The presence of borehole rippling, spiraling, and hour-glassing have been known for many years in the drilling industry. Descriptions of these problems have become more precise with improved logging tools, yet the underlying mechanisms have not been mathematically formulated. Many directional models have been presented in the past that attempt to explain the steady state response of the bottom hole assembly, but little has been published on the non-equilibrium or dynamic response of the system.

A theoretical/analytical dynamic model is proposed to explain the conditions required for borehole oscillations to occur. This model is presented along with correlating data from laboratory and full scale field tests for a steerable motor with an 8-1/2" hole size. For different parameters the model correctly predicts the presence and absence of oscillations, the oscillation wavelength, and the effect of bit geometry on borehole oscillations. It also makes testable predictions for the effects of bit speed, penetration rate, and rock strength. From these test cases, general guidelines are presented for selecting the appropriate bit, BHA, and operating parameters for an application.

Background

There are at least three key issues to be understood and optimized when drilling directional wells with motors; tool face control, dogleg severity (DLS) and borehole quality. In particular, this paper will focus on hole problems from the well path, not from sloughing, caving, erosion, etc.

Significant progress has been made in understanding and improving tool face control with PDC drill bits. Specifically, the recent papers on reducing torque fluctuations with PDC bits have had a significant impact on utilization of these bits on steerable motor systems.^1-3

Over the last 30 years several models have been published to predict DLS based on the bit and BHA.^4-23 The experimental and analytical work in this area has significantly improved the state of the art and this continues today.

Finally, the effect of borehole quality on torque and drag, log response, and running casing has been well documented from Lubinski's work in the 1950s to the recent papers by Bellay, Chen et.al.^24-30

Field data and early lab tests showed that short aggressive gauge bits yield poorer quality boreholes in terms of instantaneous or local dogleg severity and caliper measurements than longer full diameter gauge bits.¹ This has been adopted in some areas and resisted by others. However, there is a current trend to look at hole quality more critically and to recognize that there are bit designs and system parameters that affect this.

Recent papers have focused on the oscillating or cyclic nature of some of these persistent borehole problems. In particular, hole spiraling, rippling and hour-glassing have been reported many times and their costly effects are becoming better defined. However the underlying mechanisms for these have not been explained in detail. This will be the focus of the rest of this paper.

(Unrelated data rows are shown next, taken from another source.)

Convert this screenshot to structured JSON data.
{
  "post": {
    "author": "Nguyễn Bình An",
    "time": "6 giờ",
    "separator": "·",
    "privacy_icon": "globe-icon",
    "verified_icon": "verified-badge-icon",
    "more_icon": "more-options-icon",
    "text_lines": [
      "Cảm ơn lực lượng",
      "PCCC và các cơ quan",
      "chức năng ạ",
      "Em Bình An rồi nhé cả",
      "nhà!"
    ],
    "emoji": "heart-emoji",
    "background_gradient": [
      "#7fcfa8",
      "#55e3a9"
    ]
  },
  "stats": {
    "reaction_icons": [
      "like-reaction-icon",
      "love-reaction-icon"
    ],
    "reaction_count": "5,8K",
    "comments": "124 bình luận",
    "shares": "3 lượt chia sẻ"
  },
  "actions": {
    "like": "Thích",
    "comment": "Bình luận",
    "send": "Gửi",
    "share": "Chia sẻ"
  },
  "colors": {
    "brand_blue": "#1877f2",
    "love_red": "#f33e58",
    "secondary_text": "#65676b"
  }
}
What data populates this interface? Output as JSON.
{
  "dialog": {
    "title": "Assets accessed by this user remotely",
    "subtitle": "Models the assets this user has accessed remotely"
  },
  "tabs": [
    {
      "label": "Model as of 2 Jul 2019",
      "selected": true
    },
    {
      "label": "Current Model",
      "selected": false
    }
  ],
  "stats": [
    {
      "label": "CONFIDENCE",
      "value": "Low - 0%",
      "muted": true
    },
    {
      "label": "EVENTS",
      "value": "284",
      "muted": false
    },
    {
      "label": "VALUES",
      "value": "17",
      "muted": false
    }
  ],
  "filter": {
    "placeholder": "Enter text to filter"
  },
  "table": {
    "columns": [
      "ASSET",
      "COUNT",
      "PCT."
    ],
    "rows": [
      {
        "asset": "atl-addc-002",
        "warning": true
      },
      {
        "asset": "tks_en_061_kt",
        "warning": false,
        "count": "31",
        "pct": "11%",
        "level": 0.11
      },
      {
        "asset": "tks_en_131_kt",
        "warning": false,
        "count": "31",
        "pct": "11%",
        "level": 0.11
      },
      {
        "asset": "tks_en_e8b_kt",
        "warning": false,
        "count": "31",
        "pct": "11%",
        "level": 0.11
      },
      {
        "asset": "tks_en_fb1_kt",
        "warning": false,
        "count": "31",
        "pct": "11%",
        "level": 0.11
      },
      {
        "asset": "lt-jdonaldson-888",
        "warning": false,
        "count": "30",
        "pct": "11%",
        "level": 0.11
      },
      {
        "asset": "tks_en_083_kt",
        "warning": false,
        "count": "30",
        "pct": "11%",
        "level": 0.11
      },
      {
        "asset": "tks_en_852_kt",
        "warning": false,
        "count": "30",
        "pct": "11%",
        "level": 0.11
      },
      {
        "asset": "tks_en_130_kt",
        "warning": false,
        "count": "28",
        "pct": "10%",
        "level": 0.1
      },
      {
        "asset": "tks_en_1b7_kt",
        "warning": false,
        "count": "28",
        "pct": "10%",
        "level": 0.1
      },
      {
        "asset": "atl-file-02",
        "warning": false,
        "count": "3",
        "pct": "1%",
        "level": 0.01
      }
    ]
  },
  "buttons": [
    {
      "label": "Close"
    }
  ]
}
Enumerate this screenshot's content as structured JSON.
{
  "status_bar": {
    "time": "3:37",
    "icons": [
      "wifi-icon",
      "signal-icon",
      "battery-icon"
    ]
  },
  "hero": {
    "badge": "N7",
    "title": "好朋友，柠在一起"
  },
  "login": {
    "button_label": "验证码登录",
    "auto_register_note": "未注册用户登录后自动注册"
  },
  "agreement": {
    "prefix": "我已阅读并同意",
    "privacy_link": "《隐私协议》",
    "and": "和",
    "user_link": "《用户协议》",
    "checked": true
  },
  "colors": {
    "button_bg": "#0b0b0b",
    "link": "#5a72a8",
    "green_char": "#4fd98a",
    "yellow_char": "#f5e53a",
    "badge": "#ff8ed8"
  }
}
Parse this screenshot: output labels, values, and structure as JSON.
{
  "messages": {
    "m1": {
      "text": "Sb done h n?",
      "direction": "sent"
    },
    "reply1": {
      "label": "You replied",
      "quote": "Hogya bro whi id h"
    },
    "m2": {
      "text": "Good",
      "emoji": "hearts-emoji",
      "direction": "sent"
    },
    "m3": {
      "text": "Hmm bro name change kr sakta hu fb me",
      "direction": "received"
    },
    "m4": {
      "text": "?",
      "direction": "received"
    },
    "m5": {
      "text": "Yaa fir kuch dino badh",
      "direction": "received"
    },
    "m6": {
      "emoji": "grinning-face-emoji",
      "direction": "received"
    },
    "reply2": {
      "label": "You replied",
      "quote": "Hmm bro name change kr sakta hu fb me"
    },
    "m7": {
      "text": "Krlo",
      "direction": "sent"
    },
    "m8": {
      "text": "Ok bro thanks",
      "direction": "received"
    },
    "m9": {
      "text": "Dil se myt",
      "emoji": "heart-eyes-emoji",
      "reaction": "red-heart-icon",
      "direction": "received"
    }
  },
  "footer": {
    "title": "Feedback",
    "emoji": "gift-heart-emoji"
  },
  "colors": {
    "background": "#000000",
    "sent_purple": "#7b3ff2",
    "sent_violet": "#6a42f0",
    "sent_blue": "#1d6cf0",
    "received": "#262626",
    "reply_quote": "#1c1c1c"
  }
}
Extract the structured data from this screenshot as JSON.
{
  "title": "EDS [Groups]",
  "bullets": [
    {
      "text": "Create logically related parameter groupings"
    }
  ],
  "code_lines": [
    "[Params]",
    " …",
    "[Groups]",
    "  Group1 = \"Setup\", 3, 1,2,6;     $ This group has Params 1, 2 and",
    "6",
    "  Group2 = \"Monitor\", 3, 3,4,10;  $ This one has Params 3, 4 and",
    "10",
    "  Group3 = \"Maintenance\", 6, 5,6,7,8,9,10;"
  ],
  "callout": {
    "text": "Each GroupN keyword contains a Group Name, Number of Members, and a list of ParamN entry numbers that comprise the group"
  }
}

The motivation and inspiration for this work is a result of the number of recent reports of hole undulations in the field on a variety of BHAs. These oscillations can significantly affect: 1) torque and drag while drilling, limiting the reach of many wells and causing significant tool failures, 2) log quality, particularly showing up in high resolution image logs causing problems in interpretation, and 3) in the ability to run casing to bottom, the caliper log may not show a problem but the net drift diameter of the hole over a long section can be less than the casing diameter.